Orfeo se sienta al piano. Sus manos se deslizan sobre las teclas —lisas, relucientes, tan distintas de las del veterano Steinway que lo espera en su casa— y se olvida de Vladimir, del tumbaquín y hasta de
Dora. Se zambulle en los acordes como en una corriente cálida y purificadora. Pero el barman lo interrumpe antes de que acabe el Introito.
—Compadre, ¿qué tú tocas?
—Una composición mía, un réquiem.
—¿Un réquiem? ¡Solavaya! Cambia la onda, mi hermano, que esto no es una funeraria. Si a los clientes les da por protestar, el que pierde propinas soy yo.
Orfeo enrojece. Uno de los turistas lo observa sin dejar de beber y a él le parece detectar un destello burlón en sus pupilas.
Pero de todas formas vuelve a la carga sin darse cuenta de que Dora apenas lo oye entre el estruendo de los altavoces que atruenan con un viejo hit, A bailar el toca toca, y la voz chillona de un locutor
de radio que imita con bastante éxito el acento argentino. (¿Por qué a los cubanos nos gustará tanto dárnoslas de extranjeros?) Y corren sus dedos al Agnus Dei y ahí se detienen, corderitos temblantes
ante el altar del sacrificio.
Vladimir se acerca al piano sorbiendo un daiquiri.
—Ponle un doble al músico pa que se refresque —le ordena al cantinero, extendiéndole un Jackson.
El tipo le echa mano al billete y pregunta muy fino si trae vuelto.
—Claro, tú —resopla Vladimir—. ¿Me has visto cara de millonario, de comemierda o qué?
Hacen su entrada al Siboney tres putas deslumbrantes. Tres quinceañeras con tacones de diez centímetros de alto, faldas minúsculas y los senos al aire libre, apenas velados por una banda transparente.
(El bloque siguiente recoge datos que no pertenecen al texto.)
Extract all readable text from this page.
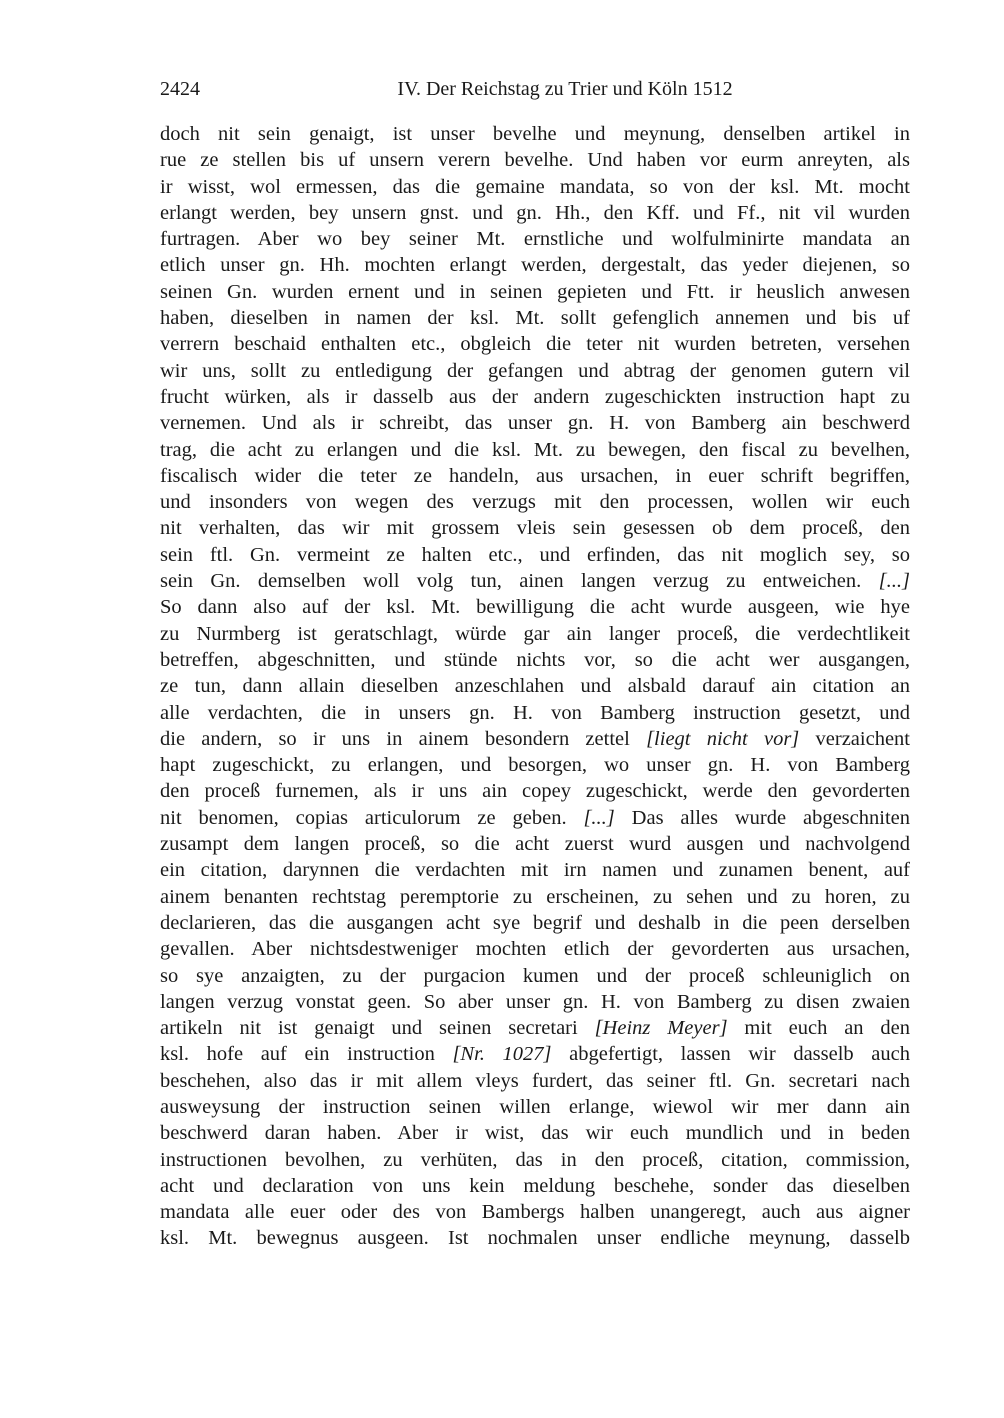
2424	IV. Der Reichstag zu Trier und Köln 1512
doch nit sein genaigt, ist unser bevelhe und meynung, denselben artikel in
rue ze stellen bis uf unsern verern bevelhe. Und haben vor eurm anreyten, als
ir wisst, wol ermessen, das die gemaine mandata, so von der ksl. Mt. mocht
erlangt werden, bey unsern gnst. und gn. Hh., den Kff. und Ff., nit vil wurden
furtragen. Aber wo bey seiner Mt. ernstliche und wolfulminirte mandata an
etlich unser gn. Hh. mochten erlangt werden, dergestalt, das yeder diejenen, so
seinen Gn. wurden ernent und in seinen gepieten und Ftt. ir heuslich anwesen
haben, dieselben in namen der ksl. Mt. sollt gefenglich annemen und bis uf
verrern beschaid enthalten etc., obgleich die teter nit wurden betreten, versehen
wir uns, sollt zu entledigung der gefangen und abtrag der genomen gutern vil
frucht würken, als ir dasselb aus der andern zugeschickten instruction hapt zu
vernemen. Und als ir schreibt, das unser gn. H. von Bamberg ain beschwerd
trag, die acht zu erlangen und die ksl. Mt. zu bewegen, den fiscal zu bevelhen,
fiscalisch wider die teter ze handeln, aus ursachen, in euer schrift begriffen,
und insonders von wegen des verzugs mit den processen, wollen wir euch
nit verhalten, das wir mit grossem vleis sein gesessen ob dem proceß, den
sein ftl. Gn. vermeint ze halten etc., und erfinden, das nit moglich sey, so
sein Gn. demselben woll volg tun, ainen langen verzug zu entweichen. [...]
So dann also auf der ksl. Mt. bewilligung die acht wurde ausgeen, wie hye
zu Nurmberg ist geratschlagt, würde gar ain langer proceß, die verdechtlikeit
betreffen, abgeschnitten, und stünde nichts vor, so die acht wer ausgangen,
ze tun, dann allain dieselben anzeschlahen und alsbald darauf ain citation an
alle verdachten, die in unsers gn. H. von Bamberg instruction gesetzt, und
die andern, so ir uns in ainem besondern zettel [liegt nicht vor] verzaichent
hapt zugeschickt, zu erlangen, und besorgen, wo unser gn. H. von Bamberg
den proceß furnemen, als ir uns ain copey zugeschickt, werde den gevorderten
nit benomen, copias articulorum ze geben. [...] Das alles wurde abgeschniten
zusampt dem langen proceß, so die acht zuerst wurd ausgen und nachvolgend
ein citation, darynnen die verdachten mit irn namen und zunamen benent, auf
ainem benanten rechtstag peremptorie zu erscheinen, zu sehen und zu horen, zu
declarieren, das die ausgangen acht sye begrif und deshalb in die peen derselben
gevallen. Aber nichtsdestweniger mochten etlich der gevorderten aus ursachen,
so sye anzaigten, zu der purgacion kumen und der proceß schleuniglich on
langen verzug vonstat geen. So aber unser gn. H. von Bamberg zu disen zwaien
artikeln nit ist genaigt und seinen secretari [Heinz Meyer] mit euch an den
ksl. hofe auf ein instruction [Nr. 1027] abgefertigt, lassen wir dasselb auch
beschehen, also das ir mit allem vleys furdert, das seiner ftl. Gn. secretari nach
ausweysung der instruction seinen willen erlange, wiewol wir mer dann ain
beschwerd daran haben. Aber ir wist, das wir euch mundlich und in beden
instructionen bevolhen, zu verhüten, das in den proceß, citation, commission,
acht und declaration von uns kein meldung beschehe, sonder das dieselben
mandata alle euer oder des von Bambergs halben unangeregt, auch aus aigner
ksl. Mt. bewegnus ausgeen. Ist nochmalen unser endliche meynung, dasselb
A
Vladimir se le van los ojos tras ellas. Los de Dora se cierran porque no está acostumbrada al ron cubano pero alcanza a murmurar al oído de Orfeo:
—Tocas muy bien, querido, pero la música clásica no da ni un euro, a no ser que te llames Plácido Domingo. Lo mejor es montarte un espectáculo estilo caribeño, con tambores y plumas, algo moderno, exu…
exuberante. Dile a Vla que te ayude. Él es agente de varios artistas cubanos, a ver si lo convences para que te represente a ti también.
—¿Agente de quién, por favor? —se molesta el músico—. Si ése no es capaz de representar ni a un perro en una bronca callejera. ¿Usted no le ve el tipo de cagalistroso que tiene?
Dora no lo oye. O quizá Orfeo no ha pronunciado las palabras, limitándose a pensarlas con toda la rabia que tiene enroscada en las vísceras.
El barman deja el vuelto en una esquina del mostrador. Once dólares, en lugar de los trece que corresponden. Vladimir no se ha dado cuenta, encandilado por los muslos morenos de la chica más alta. Orfeo
se despide de la alemana.
—Te escribo en cuanto llegue a casa —susurra Dora.
—Adiós.
En la esquina del mostrador están los once dólares. El músico extiende la mano, se desliza el dinero en el bolsillo y sale al lobby esperando a cada minuto que un guardia lo detenga, llamándolo ladrón.
Pero nadie se ocupa de él y consigue ganar la calle sin dificultad.
Llega a la parada del ómnibus que queda frente por frente al Coppelia y se sienta junto a una pareja que se manosea sin recato. El viento sopla fuerte, arrastrando presagios de ciclón. Las notas del
Introito siguen sonando en su cabeza y Orfeo advierte que tiene las mejillas húmedas. Lacrimosa dies illa.
La pareja se vuelve a mirarlo.
—Es el efecto Mozart —dice en voz alta y empieza a tararear su réquiem.